The first lesson today showed the disciples dropping everything when Jesus called them. They listened to the call, dropped their livelihoods, their families, their whole lives without even asking, “Um…about this gig. What are the benefits? You know insurance, salary, vacation, retirement package. Show us that and we will follow.” No, they dropped what they were doing and followed. They were not in the least like Jonah. They may have had their moments (like where they believed that they needed to be rid of those who were not in “their” camp), but Jesus says to them as well, “Listen up boys.”

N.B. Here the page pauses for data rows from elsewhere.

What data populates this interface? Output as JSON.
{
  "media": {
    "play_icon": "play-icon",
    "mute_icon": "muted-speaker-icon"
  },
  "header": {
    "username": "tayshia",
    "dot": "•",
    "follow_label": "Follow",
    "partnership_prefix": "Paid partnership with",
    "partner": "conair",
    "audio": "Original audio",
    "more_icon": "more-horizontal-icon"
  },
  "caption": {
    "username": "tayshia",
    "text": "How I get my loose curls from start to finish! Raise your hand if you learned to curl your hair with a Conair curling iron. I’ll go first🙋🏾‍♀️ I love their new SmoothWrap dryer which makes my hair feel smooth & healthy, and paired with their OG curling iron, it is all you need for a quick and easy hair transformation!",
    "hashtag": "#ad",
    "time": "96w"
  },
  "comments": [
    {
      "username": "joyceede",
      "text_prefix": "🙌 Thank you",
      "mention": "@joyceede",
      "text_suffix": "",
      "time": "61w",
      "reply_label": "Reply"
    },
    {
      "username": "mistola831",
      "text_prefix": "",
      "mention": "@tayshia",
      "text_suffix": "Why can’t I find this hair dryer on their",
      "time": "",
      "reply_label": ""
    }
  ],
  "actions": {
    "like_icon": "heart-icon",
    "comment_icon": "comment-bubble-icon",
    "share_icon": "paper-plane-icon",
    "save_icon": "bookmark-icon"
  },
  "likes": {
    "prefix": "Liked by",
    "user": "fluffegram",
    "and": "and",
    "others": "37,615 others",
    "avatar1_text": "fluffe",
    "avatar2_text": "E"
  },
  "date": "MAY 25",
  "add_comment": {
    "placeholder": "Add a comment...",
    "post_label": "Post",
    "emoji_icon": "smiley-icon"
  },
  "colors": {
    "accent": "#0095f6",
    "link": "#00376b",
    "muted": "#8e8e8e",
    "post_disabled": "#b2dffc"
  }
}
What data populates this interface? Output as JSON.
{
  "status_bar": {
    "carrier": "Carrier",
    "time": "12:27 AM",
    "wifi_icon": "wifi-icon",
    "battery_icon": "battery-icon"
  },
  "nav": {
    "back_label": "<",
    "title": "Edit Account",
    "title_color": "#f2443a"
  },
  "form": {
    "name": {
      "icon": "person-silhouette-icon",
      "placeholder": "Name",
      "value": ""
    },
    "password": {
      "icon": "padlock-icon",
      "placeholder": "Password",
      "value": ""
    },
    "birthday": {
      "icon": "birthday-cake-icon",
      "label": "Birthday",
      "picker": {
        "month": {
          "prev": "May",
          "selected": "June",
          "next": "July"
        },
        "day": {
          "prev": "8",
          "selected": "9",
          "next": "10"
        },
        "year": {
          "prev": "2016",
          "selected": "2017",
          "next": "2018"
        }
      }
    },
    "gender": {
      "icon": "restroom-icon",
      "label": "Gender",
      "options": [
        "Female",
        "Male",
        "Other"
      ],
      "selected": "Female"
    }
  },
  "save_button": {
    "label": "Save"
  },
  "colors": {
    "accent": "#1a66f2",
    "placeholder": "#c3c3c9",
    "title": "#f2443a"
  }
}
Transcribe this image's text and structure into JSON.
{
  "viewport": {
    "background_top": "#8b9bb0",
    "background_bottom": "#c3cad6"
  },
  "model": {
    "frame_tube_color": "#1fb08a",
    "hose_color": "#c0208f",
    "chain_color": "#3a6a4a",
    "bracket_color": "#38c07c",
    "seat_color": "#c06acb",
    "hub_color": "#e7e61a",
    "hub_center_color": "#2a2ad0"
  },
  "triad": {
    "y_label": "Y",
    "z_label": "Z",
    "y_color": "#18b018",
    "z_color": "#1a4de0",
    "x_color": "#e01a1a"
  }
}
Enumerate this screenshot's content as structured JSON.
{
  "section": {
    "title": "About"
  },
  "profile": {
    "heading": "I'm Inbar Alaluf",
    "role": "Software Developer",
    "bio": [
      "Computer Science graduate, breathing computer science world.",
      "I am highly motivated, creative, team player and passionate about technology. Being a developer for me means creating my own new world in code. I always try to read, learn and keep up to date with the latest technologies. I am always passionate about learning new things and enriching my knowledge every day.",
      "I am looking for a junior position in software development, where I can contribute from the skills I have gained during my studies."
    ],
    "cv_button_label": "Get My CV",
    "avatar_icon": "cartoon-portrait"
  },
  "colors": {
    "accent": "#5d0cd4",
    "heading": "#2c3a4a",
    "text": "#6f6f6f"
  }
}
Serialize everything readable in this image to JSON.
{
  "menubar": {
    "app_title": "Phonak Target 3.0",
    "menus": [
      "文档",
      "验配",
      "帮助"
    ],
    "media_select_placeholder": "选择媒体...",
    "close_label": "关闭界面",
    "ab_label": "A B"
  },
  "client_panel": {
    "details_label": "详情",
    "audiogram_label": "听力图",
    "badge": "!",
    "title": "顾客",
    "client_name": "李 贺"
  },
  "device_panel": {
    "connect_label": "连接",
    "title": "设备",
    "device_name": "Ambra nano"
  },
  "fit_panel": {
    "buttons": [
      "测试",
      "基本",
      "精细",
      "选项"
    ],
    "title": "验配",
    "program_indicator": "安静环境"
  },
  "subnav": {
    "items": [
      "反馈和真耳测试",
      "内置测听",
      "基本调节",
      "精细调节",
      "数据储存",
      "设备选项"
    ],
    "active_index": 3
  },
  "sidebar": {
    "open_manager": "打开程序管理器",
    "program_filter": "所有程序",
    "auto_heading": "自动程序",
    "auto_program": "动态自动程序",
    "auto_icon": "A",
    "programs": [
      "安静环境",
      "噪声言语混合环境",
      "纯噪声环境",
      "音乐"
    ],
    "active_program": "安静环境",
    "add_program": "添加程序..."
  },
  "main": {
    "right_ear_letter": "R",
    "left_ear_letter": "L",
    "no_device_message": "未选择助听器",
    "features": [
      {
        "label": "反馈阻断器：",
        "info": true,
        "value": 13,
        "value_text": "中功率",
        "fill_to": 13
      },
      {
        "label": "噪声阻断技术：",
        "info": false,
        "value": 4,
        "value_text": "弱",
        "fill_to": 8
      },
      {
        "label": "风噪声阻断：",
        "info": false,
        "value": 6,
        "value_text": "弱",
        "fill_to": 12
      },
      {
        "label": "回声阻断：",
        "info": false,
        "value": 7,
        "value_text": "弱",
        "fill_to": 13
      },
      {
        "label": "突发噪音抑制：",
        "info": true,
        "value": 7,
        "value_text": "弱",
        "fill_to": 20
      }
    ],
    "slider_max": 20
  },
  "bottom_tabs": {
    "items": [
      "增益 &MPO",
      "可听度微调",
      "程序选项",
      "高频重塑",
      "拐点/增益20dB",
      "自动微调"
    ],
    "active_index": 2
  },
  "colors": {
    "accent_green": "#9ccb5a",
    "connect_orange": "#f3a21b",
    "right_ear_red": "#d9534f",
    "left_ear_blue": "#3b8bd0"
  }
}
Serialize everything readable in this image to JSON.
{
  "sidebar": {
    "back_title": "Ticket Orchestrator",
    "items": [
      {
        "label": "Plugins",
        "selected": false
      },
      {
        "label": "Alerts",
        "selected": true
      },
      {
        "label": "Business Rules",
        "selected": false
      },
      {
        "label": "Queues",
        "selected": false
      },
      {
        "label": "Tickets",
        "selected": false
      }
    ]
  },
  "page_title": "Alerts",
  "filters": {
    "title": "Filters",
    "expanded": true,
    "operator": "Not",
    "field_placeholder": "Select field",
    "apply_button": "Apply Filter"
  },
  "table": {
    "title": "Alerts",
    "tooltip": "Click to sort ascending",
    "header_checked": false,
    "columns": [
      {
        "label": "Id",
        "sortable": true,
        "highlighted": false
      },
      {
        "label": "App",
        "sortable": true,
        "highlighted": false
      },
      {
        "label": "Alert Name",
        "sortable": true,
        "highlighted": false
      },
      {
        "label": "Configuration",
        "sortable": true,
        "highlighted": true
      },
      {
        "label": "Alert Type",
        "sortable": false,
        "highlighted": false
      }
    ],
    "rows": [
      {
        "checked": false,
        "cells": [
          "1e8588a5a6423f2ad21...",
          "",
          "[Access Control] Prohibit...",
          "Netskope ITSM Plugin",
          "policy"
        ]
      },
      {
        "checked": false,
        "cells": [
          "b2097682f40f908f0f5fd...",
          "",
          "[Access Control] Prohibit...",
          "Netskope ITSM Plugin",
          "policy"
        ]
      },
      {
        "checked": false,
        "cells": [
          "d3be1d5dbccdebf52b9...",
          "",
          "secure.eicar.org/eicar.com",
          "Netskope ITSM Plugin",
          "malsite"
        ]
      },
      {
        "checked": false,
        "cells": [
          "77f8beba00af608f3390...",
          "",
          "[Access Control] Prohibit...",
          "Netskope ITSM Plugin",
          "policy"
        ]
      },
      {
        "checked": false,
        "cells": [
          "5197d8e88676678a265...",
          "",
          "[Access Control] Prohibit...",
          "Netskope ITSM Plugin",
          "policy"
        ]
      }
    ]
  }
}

Do we feel the call of God in our lives? It does not have to be a call to ministry or to be on the session. It could be a call to help the homeless, to reach out to those who are different, to be a presence of God where there is none. If so, are we like Jonah and trying to run from the call? Or are we listening to what God calls us to do? Amen.
[1] The Holy Bible: New Revised Standard Version. Nashville: Thomas Nelson Publishers, 1989. Print.
[2] The Holy Bible: New Revised Standard Version. Nashville: Thomas Nelson Publishers, 1989. Print.
[3] Stuart, Douglas. Hosea–Jonah. Vol. 31. Dallas: Word, Incorporated, 1987. Print. Word Biblical Commentary.
[4] The Holy Bible: New Revised Standard Version. Nashville: Thomas Nelson Publishers, 1989. Print.
[5] The Holy Bible: New Revised Standard Version. Nashville: Thomas Nelson Publishers, 1989. Print.
[6] The Holy Bible: New Revised Standard Version. Nashville: Thomas Nelson Publishers, 1989. Print.
[7] The Holy Bible: New Revised Standard Version. Nashville: Thomas Nelson Publishers, 1989. Print.